For the past six months, the people who police the shipping lanes, otherwise known as Holyhead Coastguard, have been working under the kind of absolute uncertainty that only people who’ve been told their jobs are going will know and understand. Their base, along with Milford Haven, was identified as one of the centres that could go with a reshuffle of the Coastguard services round Britain as new technology shapes the need for the job they do.
As jobs go, it’s a pretty stressful one. Let’s face it, you don’t normally call on the Coastguard for a nice chat. They’re there when things get a little bit critical.
But now – for the next couple of months at least – they have a positive uncertainty. Yesterday Transport Secretary Phillip Hammond said that what was announced at the start of the Coastguard consultation might not be the end result. They may keep more stations open.
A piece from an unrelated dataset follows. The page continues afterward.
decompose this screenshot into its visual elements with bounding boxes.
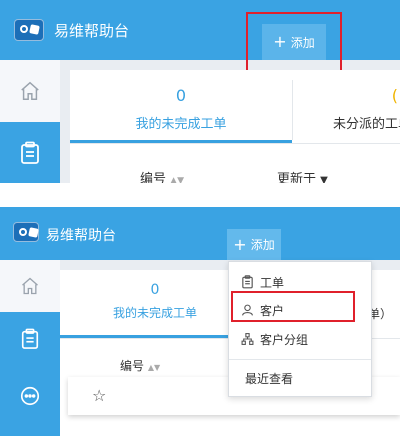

Politically, I don’t know the difficulties of balancing the budgets. I do know that you only have to spend a few minutes on the waterfront in Holyhead – an incredibly interesting place – to hear just how the town identifies with its Coastguard. Protests have gathered over a hundred people in defence of keeping Holyhead on. You only have to look out to sea to see the ferries – and further on the other large traffic that meets up with the Mersey pilots on their way into what’s still one of Britain’s biggest ports.
Now, there’s a couple of months worth of waiting – an announcement’s expected just before Parliament breaks for the summer – before the locals will know just what’s going on.